Nur noch wenige Monate, dann wird Deutschland das elektronische Rezept einführen – auf einem achtbaren vorletzten Platz vor dem Auenland. Gründlichkeit geht vor, deshalb wird ausgiebig getestet. Erst war von einer Modellregion die Rede, doch jetzt zeichnet sich ab, dass zunächst nur eine Testperson an das System der Gematik angeschlossen werden soll: die Berliner Rentnerin Erna Ballerstädt wird die erste und vorerst einzige E-Rezept-Nutzerin.

Die Startlöcher, in denen das E-Rezept schon so viele Jahre steht, scheinen sehr tief zu sein. Ulla Schmidt (SPD), die Vorvorvorvorgängerin von Bundesgesundheitsminister Jens Spahn (CDU), plante es in den Anfängen dieses Jahrtausends – damals sagte man noch Paradigmenwechsel statt Gamechanger – ließ ihre Pläne jedoch in ihrem in Spanien abhanden gekommenen Dienstwagen liegen. Ihr Nachfolger Philipp Rösler (FDP) wurde zur Rettung seiner Partei nach oben weggelobt, war aber als Parteichef genauso erfolgreich, weshalb der im BMG auf ihn folgende Daniel Bahr aus Termingründen keine E-Ambitionen mehr entfalten konnte.

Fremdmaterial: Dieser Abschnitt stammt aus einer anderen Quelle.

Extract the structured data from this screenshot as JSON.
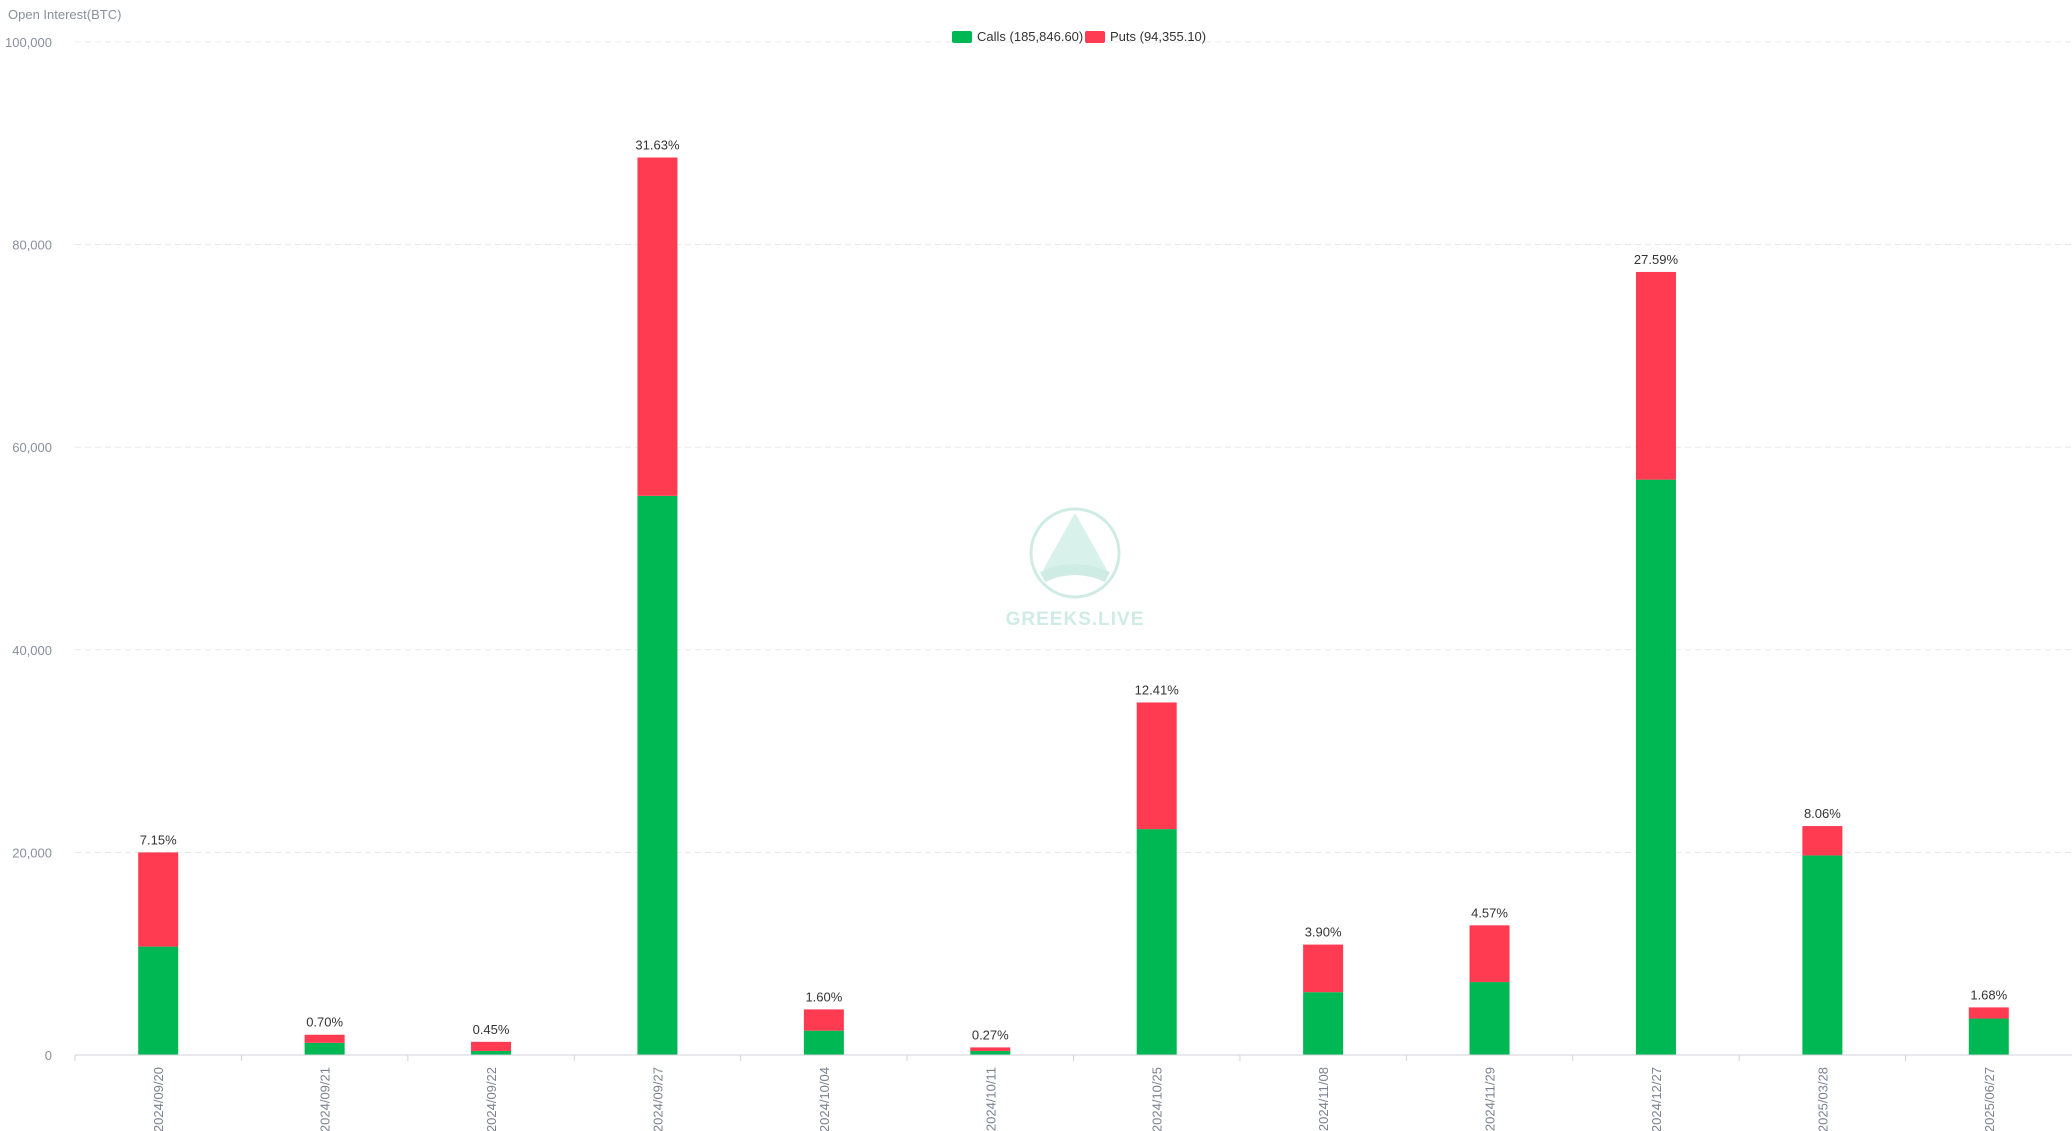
{
  "chart_data": {
    "type": "bar",
    "stacked": true,
    "ylabel": "Open Interest(BTC)",
    "ylim": [
      0,
      100000
    ],
    "yticks": [
      "0",
      "20,000",
      "40,000",
      "60,000",
      "80,000",
      "100,000"
    ],
    "grid": true,
    "legend_position": "top-center",
    "categories": [
      "2024/09/20",
      "2024/09/21",
      "2024/09/22",
      "2024/09/27",
      "2024/10/04",
      "2024/10/11",
      "2024/10/25",
      "2024/11/08",
      "2024/11/29",
      "2024/12/27",
      "2025/03/28",
      "2025/06/27"
    ],
    "series": [
      {
        "name": "Calls (185,846.60)",
        "color": "#00b853",
        "values": [
          10700,
          1200,
          400,
          55200,
          2400,
          400,
          22300,
          6200,
          7200,
          56800,
          19700,
          3600
        ]
      },
      {
        "name": "Puts (94,355.10)",
        "color": "#ff3b52",
        "values": [
          9300,
          800,
          900,
          33400,
          2100,
          350,
          12500,
          4700,
          5600,
          20500,
          2900,
          1100
        ]
      }
    ],
    "data_labels": [
      "7.15%",
      "0.70%",
      "0.45%",
      "31.63%",
      "1.60%",
      "0.27%",
      "12.41%",
      "3.90%",
      "4.57%",
      "27.59%",
      "8.06%",
      "1.68%"
    ],
    "watermark": "GREEKS.LIVE"
  }
}
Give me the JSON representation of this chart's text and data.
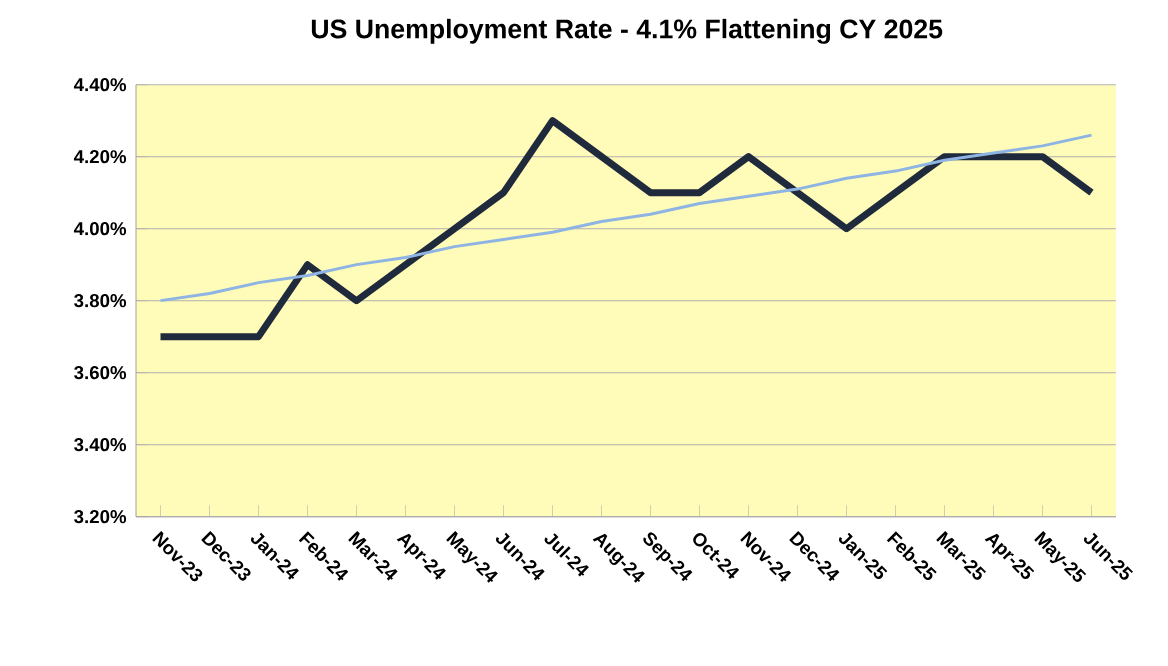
{
  "chart_data": {
    "type": "line",
    "title": "US Unemployment Rate - 4.1% Flattening CY 2025",
    "categories": [
      "Nov-23",
      "Dec-23",
      "Jan-24",
      "Feb-24",
      "Mar-24",
      "Apr-24",
      "May-24",
      "Jun-24",
      "Jul-24",
      "Aug-24",
      "Sep-24",
      "Oct-24",
      "Nov-24",
      "Dec-24",
      "Jan-25",
      "Feb-25",
      "Mar-25",
      "Apr-25",
      "May-25",
      "Jun-25"
    ],
    "series": [
      {
        "color": "#1f2a3c",
        "values": [
          3.7,
          3.7,
          3.7,
          3.9,
          3.8,
          3.9,
          4.0,
          4.1,
          4.3,
          4.2,
          4.1,
          4.1,
          4.2,
          4.1,
          4.0,
          4.1,
          4.2,
          4.2,
          4.2,
          4.1
        ]
      },
      {
        "type": "line",
        "color": "#8eb4e3",
        "values": [
          3.8,
          3.82,
          3.85,
          3.87,
          3.9,
          3.92,
          3.95,
          3.97,
          3.99,
          4.02,
          4.04,
          4.07,
          4.09,
          4.11,
          4.14,
          4.16,
          4.19,
          4.21,
          4.23,
          4.26
        ]
      }
    ],
    "ylim": [
      3.2,
      4.4
    ],
    "yticks": [
      {
        "value": 3.2,
        "label": "3.20%"
      },
      {
        "value": 3.4,
        "label": "3.40%"
      },
      {
        "value": 3.6,
        "label": "3.60%"
      },
      {
        "value": 3.8,
        "label": "3.80%"
      },
      {
        "value": 4.0,
        "label": "4.00%"
      },
      {
        "value": 4.2,
        "label": "4.20%"
      },
      {
        "value": 4.4,
        "label": "4.40%"
      }
    ],
    "grid": "y",
    "marker": "none",
    "line_style": "solid"
  }
}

Hermann Gröhe (CDU) hat sich dann in seiner Kabinettslegislatur nur um sein Kernprojekt gekümmert und den Versand mit verschreibungspflichtigen Arzneimitteln verboten (fast). Darauf hatte Jens Spahn aus niederländischen, pardon, naheliegenden Gründen keine Lust, weshalb er den Digitalfaden wieder aufnahm.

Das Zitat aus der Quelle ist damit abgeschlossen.